Solar System Dynamics and Multiyear Droughts of the Western USA

TL;DR

This study investigates the correlation between orbit-spin coupling torques and multiyear droughts in the Western USA, suggesting that these torques can help forecast drought periods with potential societal benefits.

Contribution

It introduces the application of orbit-spin coupling torque analysis to predict and understand multiyear droughts on Earth, extending previous Mars-related modeling.

Findings

Orbit-spin coupling torques vary on decadal to bidecadal timescales.

Each identified torque minimum coincides with major drought episodes.

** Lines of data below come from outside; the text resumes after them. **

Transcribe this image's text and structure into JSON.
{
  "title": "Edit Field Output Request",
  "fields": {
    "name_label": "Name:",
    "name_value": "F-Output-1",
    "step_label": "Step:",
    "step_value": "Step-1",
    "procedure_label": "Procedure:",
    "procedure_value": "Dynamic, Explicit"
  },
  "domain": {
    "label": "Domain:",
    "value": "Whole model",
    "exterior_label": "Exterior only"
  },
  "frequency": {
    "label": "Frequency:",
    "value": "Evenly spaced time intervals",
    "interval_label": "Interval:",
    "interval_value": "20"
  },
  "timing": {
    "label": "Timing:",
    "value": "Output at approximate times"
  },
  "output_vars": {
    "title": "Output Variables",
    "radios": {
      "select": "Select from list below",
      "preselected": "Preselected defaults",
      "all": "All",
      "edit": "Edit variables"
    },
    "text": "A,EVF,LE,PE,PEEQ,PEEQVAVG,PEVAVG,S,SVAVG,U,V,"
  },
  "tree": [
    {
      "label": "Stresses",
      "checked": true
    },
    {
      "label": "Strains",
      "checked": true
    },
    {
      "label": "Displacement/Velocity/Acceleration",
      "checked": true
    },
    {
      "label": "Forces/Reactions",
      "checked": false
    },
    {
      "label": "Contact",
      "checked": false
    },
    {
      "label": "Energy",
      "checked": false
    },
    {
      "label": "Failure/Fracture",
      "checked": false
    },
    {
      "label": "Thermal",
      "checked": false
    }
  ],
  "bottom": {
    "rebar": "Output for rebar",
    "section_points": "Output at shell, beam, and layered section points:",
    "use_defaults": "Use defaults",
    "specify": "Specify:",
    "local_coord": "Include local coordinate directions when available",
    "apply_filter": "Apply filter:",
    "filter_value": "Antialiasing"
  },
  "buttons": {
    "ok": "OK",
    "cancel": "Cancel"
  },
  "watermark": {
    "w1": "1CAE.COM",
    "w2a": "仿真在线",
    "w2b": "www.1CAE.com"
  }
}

The upcoming 2030 torque minimum may trigger a new multiyear drought in the Western USA.

Abstract

The recent addition of orbit-spin coupling torques to atmospheric global circulation models has enabled successful years-in-advance forecasts of global and regional-scale dust storms on Mars. Here we explore the applicability of the orbit-spin coupling mechanism for understanding and forecasting anomalous weather and climate events on Earth. We calculate the time history of orbit-spin coupling torques on the Earth system for the interval from 1860-2040. The torque exhibits substantial variability on decadal to bidecadal timescales. Deep minima recur at intervals from 15-26 years; eight such episodes are documented within the study period prior to 2020. Each of the identified torque minima corresponds in time to an episode of widespread drought in the Western USA extending over several years. The multiyear droughts of the 1930s, the 1950s, the mid-1970s, the early 1990s, and of 2011-2015 were each coincident in time with orbit-spin coupling torque minima. The upcoming torque minimum of 2030 is the deepest such minimum of the 180-yr study interval. A multiyear episode of widespread drought in the Western USA is likely to be underway by 2028 plus or minus 4 years (2 standard deviations). The potential benefits to societies of improved drought predictions justify an immediate high-priority effort to include forcing by orbit-spin coupling within state-of-the-art Earth system GCMs. Future targeted numerical modeling investigations are likely to yield forecasts with considerably lower uncertainties and with much improved temporal resolution in comparison to that obtained here.